By BBC-Actress Jeanne Moreau, one of French cinema’s biggest stars of the last 60 years, has died at the age of 89.
Moreau is probably best known for her role in Francois Truffaut’s 1962 new wave film Jules et Jim.
She won a number of awards including the best actress prize at Cannes for Moderato Cantabile in 1960.
She also worked with Orson Welles on several films and won the Bafta Award for best foreign actress for Viva Maria! in 1967.
Moreau was found dead at her home in Paris, the district’s mayor told the AFP news agency.
Paying tribute, French President Emmanuel Macron said Moreau had “embodied cinema” and was a free spirit who “always rebelled against the established order”.
Analysis – Nick James, editor of Sight & Sound magazine
Of the three most iconic French actresses of her generation – herself, Catherine Deneuve and Brigitte Bardot – Moreau was the one with the most on-screen authority. Post-war French cinema is unthinkable without her.
So many key directors owe important, often breakthrough successes to her – Louis Malle’s Lift to the Scaffold and The Lovers, Francois Truffaut’s Jules et Jim and Jacques Demy’s Bay of Angels, for instance.
Her famous sensual presence was backed up with formidable timing and technique, so much so that every major director wanted to work with her – Orson Welles, Michelangelo Antonioni, Joseph Losey and Luis Bunuel among them.

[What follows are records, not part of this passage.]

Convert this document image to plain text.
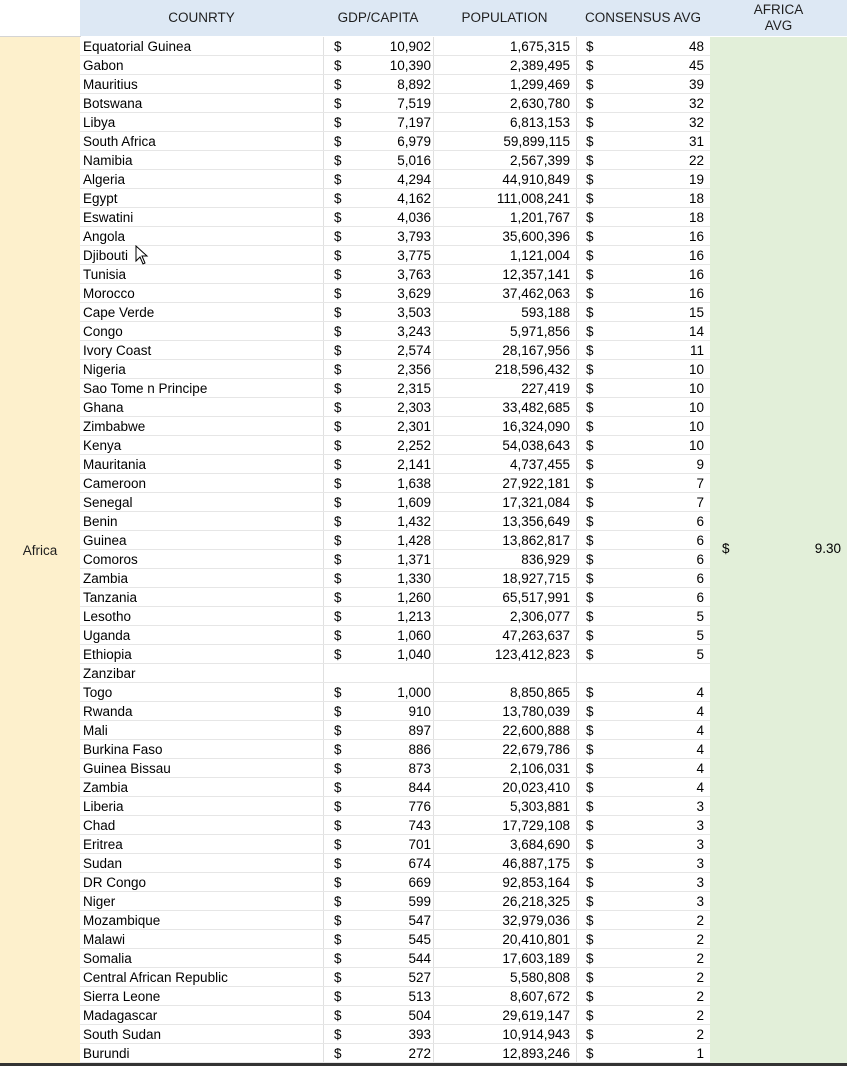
COUNRTY	GDP/CAPITA	POPULATION	CONSENSUS AVG
AFRICA
AVG
Africa	$	9.30
Equatorial Guinea	$	10,902	1,675,315 $	48
Gabon	$	10,390	2,389,495 $	45
Mauritius	$	8,892	1,299,469 $	39
Botswana	$	7,519	2,630,780 $	32
Libya	$	7,197	6,813,153 $	32
South Africa	$	6,979	59,899,115 $	31
Namibia	$	5,016	2,567,399 $	22
Algeria	$	4,294	44,910,849 $	19
Egypt	$	4,162	111,008,241 $	18
Eswatini	$	4,036	1,201,767 $	18
Angola	$	3,793	35,600,396 $	16
Djibouti	$	3,775	1,121,004 $	16
Tunisia	$	3,763	12,357,141 $	16
Morocco	$	3,629	37,462,063 $	16
Cape Verde	$	3,503	593,188 $	15
Congo	$	3,243	5,971,856 $	14
Ivory Coast	$	2,574	28,167,956 $	11
Nigeria	$	2,356	218,596,432 $	10
Sao Tome n Principe	$	2,315	227,419 $	10
Ghana	$	2,303	33,482,685 $	10
Zimbabwe	$	2,301	16,324,090 $	10
Kenya	$	2,252	54,038,643 $	10
Mauritania	$	2,141	4,737,455 $	9
Cameroon	$	1,638	27,922,181 $	7
Senegal	$	1,609	17,321,084 $	7
Benin	$	1,432	13,356,649 $	6
Guinea	$	1,428	13,862,817 $	6
Comoros	$	1,371	836,929 $	6
Zambia	$	1,330	18,927,715 $	6
Tanzania	$	1,260	65,517,991 $	6
Lesotho	$	1,213	2,306,077 $	5
Uganda	$	1,060	47,263,637 $	5
Ethiopia	$	1,040	123,412,823 $	5
Zanzibar
Togo	$	1,000	8,850,865 $	4
Rwanda	$	910	13,780,039 $	4
Mali	$	897	22,600,888 $	4
Burkina Faso	$	886	22,679,786 $	4
Guinea Bissau	$	873	2,106,031 $	4
Zambia	$	844	20,023,410 $	4
Liberia	$	776	5,303,881 $	3
Chad	$	743	17,729,108 $	3
Eritrea	$	701	3,684,690 $	3
Sudan	$	674	46,887,175 $	3
DR Congo	$	669	92,853,164 $	3
Niger	$	599	26,218,325 $	3
Mozambique	$	547	32,979,036 $	2
Malawi	$	545	20,410,801 $	2
Somalia	$	544	17,603,189 $	2
Central African Republic	$	527	5,580,808 $	2
Sierra Leone	$	513	8,607,672 $	2
Madagascar	$	504	29,619,147 $	2
South Sudan	$	393	10,914,943 $	2
Burundi	$	272	12,893,246 $	1
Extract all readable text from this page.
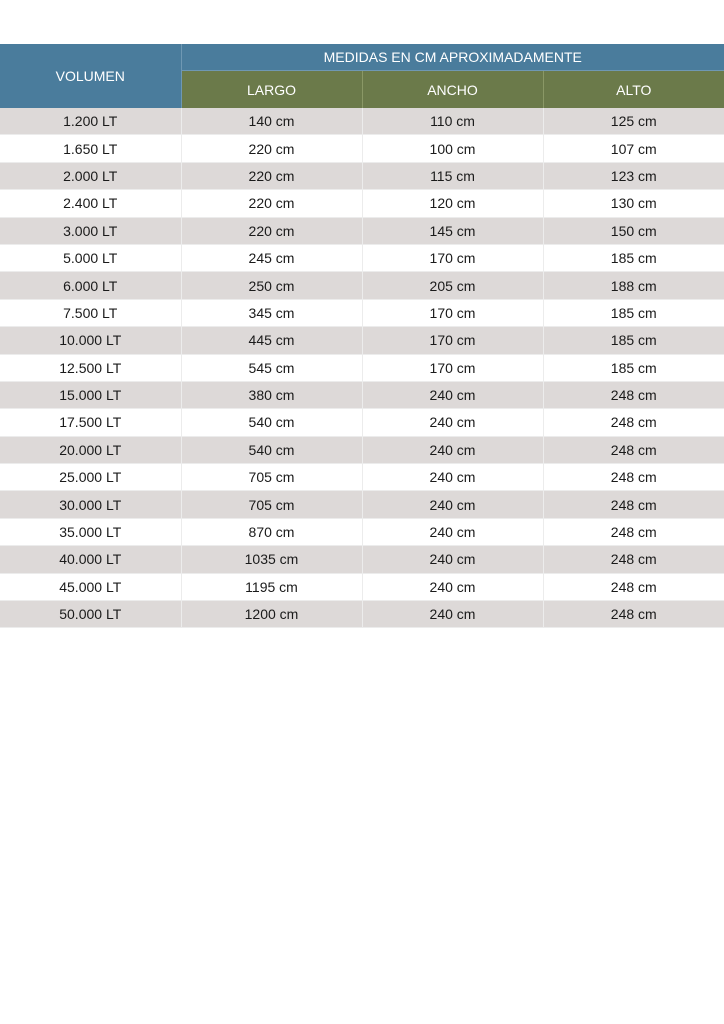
VOLUMEN	MEDIDAS EN CM APROXIMADAMENTE		
	LARGO	ANCHO	ALTO
1.200 LT	140 cm	110 cm	125 cm
1.650 LT	220 cm	100 cm	107 cm
2.000 LT	220 cm	115 cm	123 cm
2.400 LT	220 cm	120 cm	130 cm
3.000 LT	220 cm	145 cm	150 cm
5.000 LT	245 cm	170 cm	185 cm
6.000 LT	250 cm	205 cm	188 cm
7.500 LT	345 cm	170 cm	185 cm
10.000 LT	445 cm	170 cm	185 cm
12.500 LT	545 cm	170 cm	185 cm
15.000 LT	380 cm	240 cm	248 cm
17.500 LT	540 cm	240 cm	248 cm
20.000 LT	540 cm	240 cm	248 cm
25.000 LT	705 cm	240 cm	248 cm
30.000 LT	705 cm	240 cm	248 cm
35.000 LT	870 cm	240 cm	248 cm
40.000 LT	1035 cm	240 cm	248 cm
45.000 LT	1195 cm	240 cm	248 cm
50.000 LT	1200 cm	240 cm	248 cm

She was, perhaps, the female equivalent of what Welles called a “king” actor – someone who cannot help but be the centre of attention. Certainly, over time, she became almost everyone’s idea of the ultimate magnetic French movie star.
Moreau was born in 1928, the daughter of a French restaurateur and a Tiller Girl dancer from Oldham.
She pursued an acting career, despite her father’s disapproval, and got her break in the 1957 films Lift to the Scaffold, which had a jazz score by Miles Davis, and The Lovers.
Known for her husky tones, her other films included 1961’s La Notte, directed by Michelangelo Antonioni; Luis Bunuel’s Diary of a Chambermaid (1964); and Tony Richardson’s Mademoiselle (1966).
Welles, who worked with her on films including Chimes at Midnight and his adaptation of Kafka’s The Trial, once described her as the greatest actress in the world.
She famously turned down Mike Nichols’ invitation to play Mrs Robinson in The Graduate, and instead reunited with Truffaut for 1968’s The Bride Wore Black, an homage to Alfred Hitchcock.
She was also known for her singing voice and performed the refrain Le Tourbillon de la Vie in Jules et Jim.
Moreau had a prolific career and continued acting into her 80s.
In an interview with the New York Times in 1989, she said: “I work more now because at this time of my life I am not disturbed from my aim by outside pressures such as family, passionate relationships, dealing with who am I – those complications when one is searching for one’s self. I have no doubt who I am.”
Her theatre career included a role in 1989 as a matchmaker in La Celestine, a 15th Century Spanish play by De Fernando de Rojas.
Moreau won one of France’s highest acting honours, a Cesar for best actress, for The Old Lady Who Walked in the Sea in 1992.
A feminist icon for many, the actress once declared: “Physical beauty is a disgrace.”